Kemudian, surat dakwaan dibuktikan dengan ditambahkan Rp2,8 miliar. Lalu, Satgas-Satgas yang melakukan penyitaan dan penggeledahan bisa melakukan upaya paksa lagi.
“Jadi, gugatan ini kan sebenarnya memaksa KPK untuk menjalankan tugasnya dengan benar. Intinya yang utama adalah memanggil Bobby,” terang Boyamin.
Pentingnya Memanggil Bobby Nasution
Boyamin menjelaskan KPK harus memanggil Gubernur Sumut Bobby Nasution. Keterangan menantu Presiden ke-7 Joko Widodo (Jokowi) itu diperlukan bukan hanya kapasitas sebagai kepala atau atasan yang mengawasi bawahan.

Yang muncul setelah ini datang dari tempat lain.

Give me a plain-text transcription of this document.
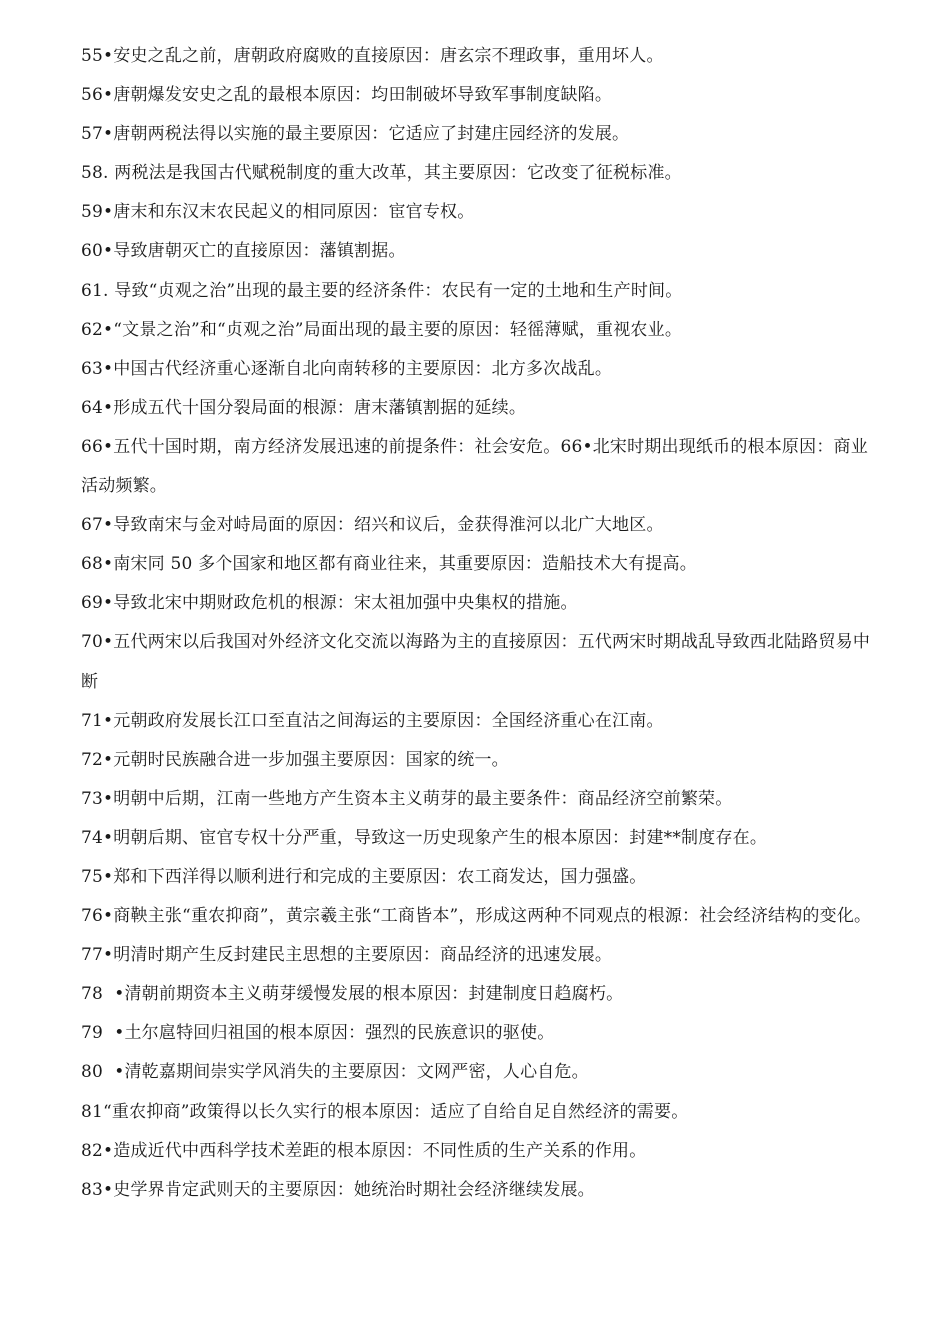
55•安史之乱之前，唐朝政府腐败的直接原因：唐玄宗不理政事，重用坏人。

56•唐朝爆发安史之乱的最根本原因：均田制破坏导致军事制度缺陷。

57•唐朝两税法得以实施的最主要原因：它适应了封建庄园经济的发展。

58. 两税法是我国古代赋税制度的重大改革，其主要原因：它改变了征税标准。

59•唐末和东汉末农民起义的相同原因：宦官专权。

60•导致唐朝灭亡的直接原因：藩镇割据。

61. 导致“贞观之治”出现的最主要的经济条件：农民有一定的土地和生产时间。

62•“文景之治”和“贞观之治”局面出现的最主要的原因：轻徭薄赋，重视农业。

63•中国古代经济重心逐渐自北向南转移的主要原因：北方多次战乱。

64•形成五代十国分裂局面的根源：唐末藩镇割据的延续。

66•五代十国时期，南方经济发展迅速的前提条件：社会安危。66•北宋时期出现纸币的根本原因：商业活动频繁。

67•导致南宋与金对峙局面的原因：绍兴和议后，金获得淮河以北广大地区。

68•南宋同 50 多个国家和地区都有商业往来，其重要原因：造船技术大有提高。

69•导致北宋中期财政危机的根源：宋太祖加强中央集权的措施。

70•五代两宋以后我国对外经济文化交流以海路为主的直接原因：五代两宋时期战乱导致西北陆路贸易中断

71•元朝政府发展长江口至直沽之间海运的主要原因：全国经济重心在江南。

72•元朝时民族融合进一步加强主要原因：国家的统一。

73•明朝中后期，江南一些地方产生资本主义萌芽的最主要条件：商品经济空前繁荣。

74•明朝后期、宦官专权十分严重，导致这一历史现象产生的根本原因：封建**制度存在。

75•郑和下西洋得以顺利进行和完成的主要原因：农工商发达，国力强盛。

76•商鞅主张“重农抑商”，黄宗羲主张“工商皆本”，形成这两种不同观点的根源：社会经济结构的变化。

77•明清时期产生反封建民主思想的主要原因：商品经济的迅速发展。

78  •清朝前期资本主义萌芽缓慢发展的根本原因：封建制度日趋腐朽。

79  •土尔扈特回归祖国的根本原因：强烈的民族意识的驱使。

80  •清乾嘉期间崇实学风消失的主要原因：文网严密，人心自危。

81“重农抑商”政策得以长久实行的根本原因：适应了自给自足自然经济的需要。

82•造成近代中西科学技术差距的根本原因：不同性质的生产关系的作用。

83•史学界肯定武则天的主要原因：她统治时期社会经济继续发展。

Tetapi, juga berkaitan dengan empat kali perubahan APBD yang digunakan untuk anggaran proyek pembangunan jalan tersebut.
Boyamin menyebut, APBD itu diambil dari pos-pos lain. Selain itu, Bobby juga turun langsung mengecek ke lapangan dalam pengerjaan proyek pembangunan jalan.
“Masa tidak dipanggil gitu? Masa harus digugat gitu kan? Sebenarnya kita malu. Dalam posisi ini punya KPK yang sangat lemah di hadapan Bobby gitu. Sementara kalau yang lain-lain dulu menteri saja dipanggil. Gubernur siapapun dipanggil, kalu di tempatnya ada proyek-proyek yang mangkrak atau tempat izin,” ucap Boyamin.
Boyamin menyebut pemanggilan Bobby bukan selalu harus ada dugaan penerimaan uang haram. Sebab, dalam tindak pidana korupsi tidak melulu harus menerima. Melainkan, melihat rangkaian perbuatannya yang memudahkan atau membantu terlaksananya proyek yang diduga terjadi rasuah.
“Membantu aja kan dikurangi sepertiga. Korupsi dianggap tidak ada pembantuan, dianggap turut serta. Makanya, harus digali, diperiksa di Pengadilan Negeri Tipikor,” ucap Boyamin.
Menurut Boyamin, hakim sejatinya sudah meminta untuk memanggil Sekda dan Gubernur Sumut dalam persidangan, meski tidak menyebutkan nama. Maka itu, tidak ada alasan lagi bagi KPK tak memanggil Bobby Nasution.(id96)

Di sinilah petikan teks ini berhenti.